Teheran, Purna Warta – Iran mengecam resolusi pengawas nuklir Perserikatan Bangsa-Bangsa sebagai “tidak dapat dibenarkan” dan memulai pengoperasian sentrifus canggih sebagai tanggapan balasan.
Kementerian Luar Negeri Iran dan Organisasi Energi Atom Iran (AEOI) mengeluarkan pernyataan bersama pada Jumat pagi, mengumumkan pengaktifan “sejumlah besar sentrifus canggih dari berbagai model.”
Pernyataan tersebut menekankan bahwa langkah tersebut merupakan tindakan defensif untuk melindungi kepentingan nasional Iran dan mengatasi meningkatnya kebutuhannya akan program nuklir sipil, sejalan dengan kewajibannya berdasarkan Perjanjian Pengamanan Komprehensif.
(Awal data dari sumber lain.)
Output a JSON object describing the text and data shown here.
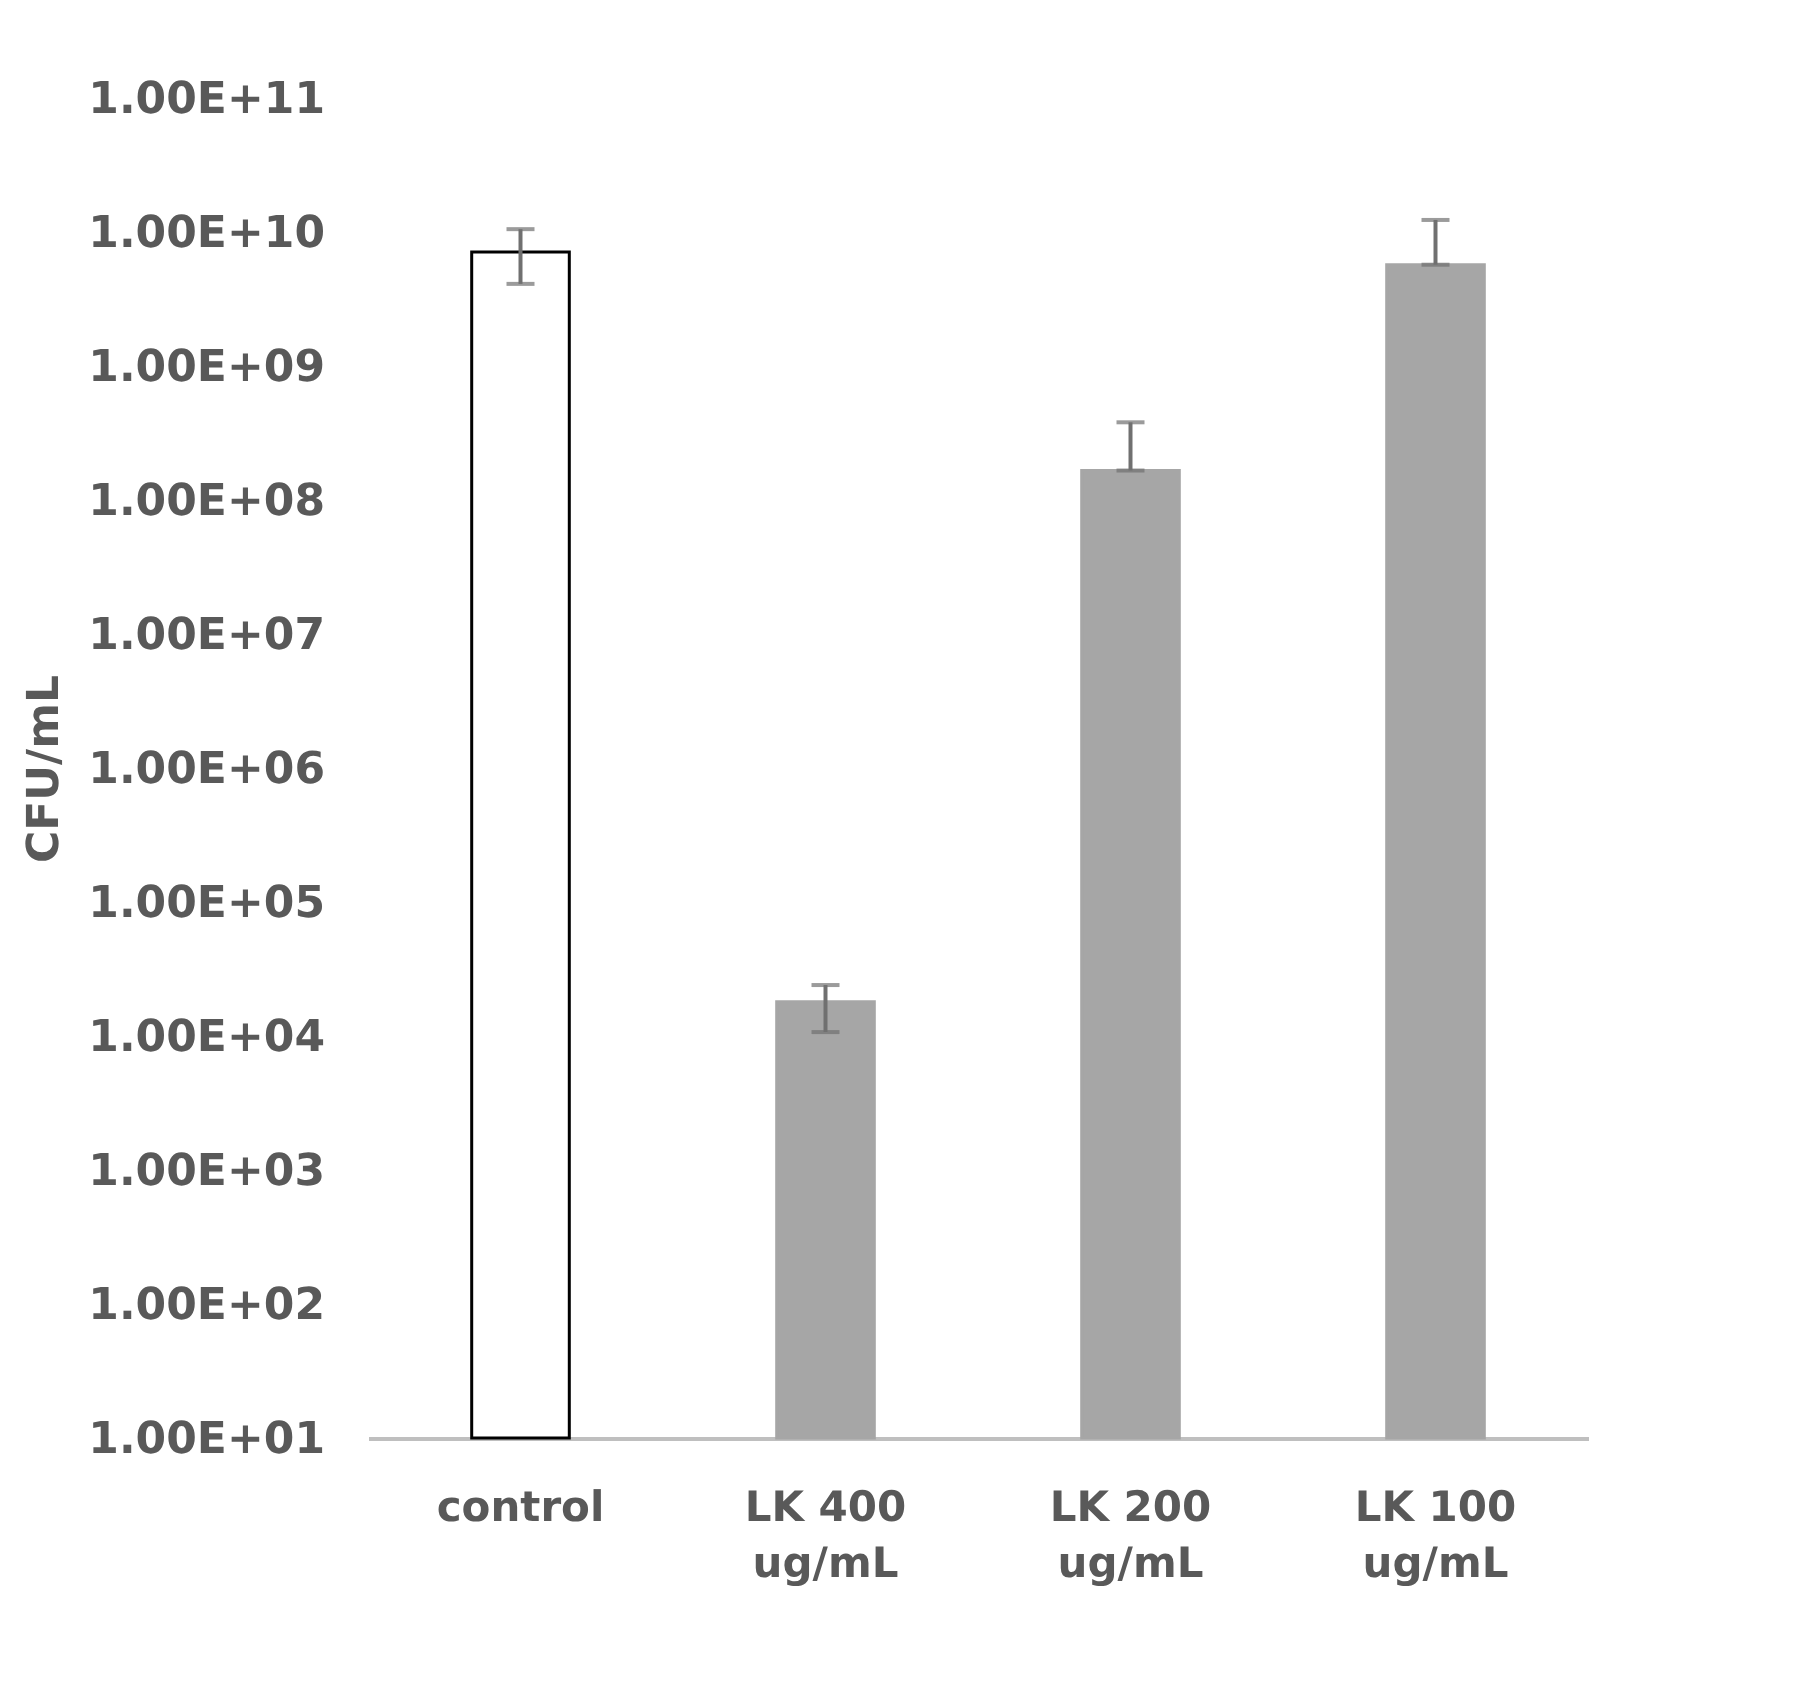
{
  "chart_data": {
    "type": "bar",
    "ylabel": "CFU/mL",
    "categories": [
      "control",
      "LK 400 ug/mL",
      "LK 200 ug/mL",
      "LK 100 ug/mL"
    ],
    "values": [
      7100000000.0,
      18000.0,
      166000000.0,
      5700000000.0
    ],
    "colors": [
      "#ffffff",
      "#a6a6a6",
      "#a6a6a6",
      "#a6a6a6"
    ],
    "errors": [
      [
        4100000000.0,
        10500000000.0
      ],
      [
        10700.0,
        24000.0
      ],
      [
        166000000.0,
        380000000.0
      ],
      [
        5700000000.0,
        12300000000.0
      ]
    ],
    "log": true,
    "ylim": [
      10,
      100000000000.0
    ],
    "yticks": [
      {
        "value": 10,
        "label": "1.00E+01"
      },
      {
        "value": 100,
        "label": "1.00E+02"
      },
      {
        "value": 1000,
        "label": "1.00E+03"
      },
      {
        "value": 10000,
        "label": "1.00E+04"
      },
      {
        "value": 100000,
        "label": "1.00E+05"
      },
      {
        "value": 1000000,
        "label": "1.00E+06"
      },
      {
        "value": 10000000,
        "label": "1.00E+07"
      },
      {
        "value": 100000000,
        "label": "1.00E+08"
      },
      {
        "value": 1000000000,
        "label": "1.00E+09"
      },
      {
        "value": 10000000000,
        "label": "1.00E+10"
      },
      {
        "value": 100000000000,
        "label": "1.00E+11"
      }
    ],
    "grid": false
  }
}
Tindakan tersebut menyusul resolusi yang disahkan oleh Dewan Gubernur Badan Tenaga Atom Internasional (IAEA), yang menuduh Teheran melakukan kerja sama yang tidak memadai dan menyerukan laporan “komprehensif” tentang aktivitas nuklirnya pada musim semi 2025.
Resolusi tersebut disahkan dengan 19 suara mendukung, tiga suara menentang, dan 12 suara abstain.
Iran menggambarkan resolusi tersebut sebagai tindakan “non-konsensus” yang didorong oleh “tekanan dan desakan” AS, Inggris, Prancis, dan Jerman, meskipun tidak mendapat dukungan dari hampir setengah dari 35 anggota Dewan Gubernur.
“Tindakan tiga negara Eropa dan Amerika Serikat—negara-negara dengan sejarah yang terdokumentasi mengingkari komitmen mereka, termasuk di bawah Rencana Aksi Komprehensif Bersama (JCPOA), dan menggunakan sanksi dan tekanan yang melanggar hukum terhadap negara Iran—bersifat konfrontatif dan tidak dapat dibenarkan,” bunyi pernyataan tersebut.
Pernyataan itu mengkritik resolusi tersebut sebagai “bermotif politik” dan memperingatkan bahwa resolusi itu merusak suasana konstruktif yang dibina selama kunjungan Direktur Jenderal IAEA Rafael Grossi baru-baru ini ke Teheran.
“Langkah yang dipolitisasi dan destruktif ini merusak momentum positif yang dicapai antara Iran dan Badan tersebut dan secara terang-terangan bertentangan dengan komitmen yang dinyatakan oleh tiga negara Eropa dan Amerika Serikat untuk menjaga integritas dan imparsialitas IAEA. Hal itu mengungkap penggunaan isu nuklir sebagai dalih untuk memajukan tujuan yang tidak sah,” tambah pernyataan itu.
Meskipun mengutuk resolusi tersebut, Iran menegaskan kembali komitmennya untuk bekerja sama dengan IAEA dalam kerangka Perjanjian Pengamanan.
“Kebijakan berprinsip IR Iran secara konsisten adalah terlibat secara konstruktif dengan Badan Tenaga Atom Internasional (IAEA) dalam kerangka hak dan kewajiban yang diabadikan dalam Perjanjian NPT dan Perjanjian Pengamanan Komprehensif,” katanya.
Iran menandatangani JCPOA pada tahun 2015, yang membuktikan niat damai program nuklirnya terhadap enam negara adidaya. Namun, kesepakatan tersebut terancam sejak Amerika Serikat secara sepihak menarik diri pada tahun 2018 dan memberlakukan kembali sanksi terhadap Teheran.
Menanggapi komitmen yang tidak terpenuhi oleh para penandatangan lainnya, Iran mulai mencabut kewajiban JCPOA-nya pada tahun 2019.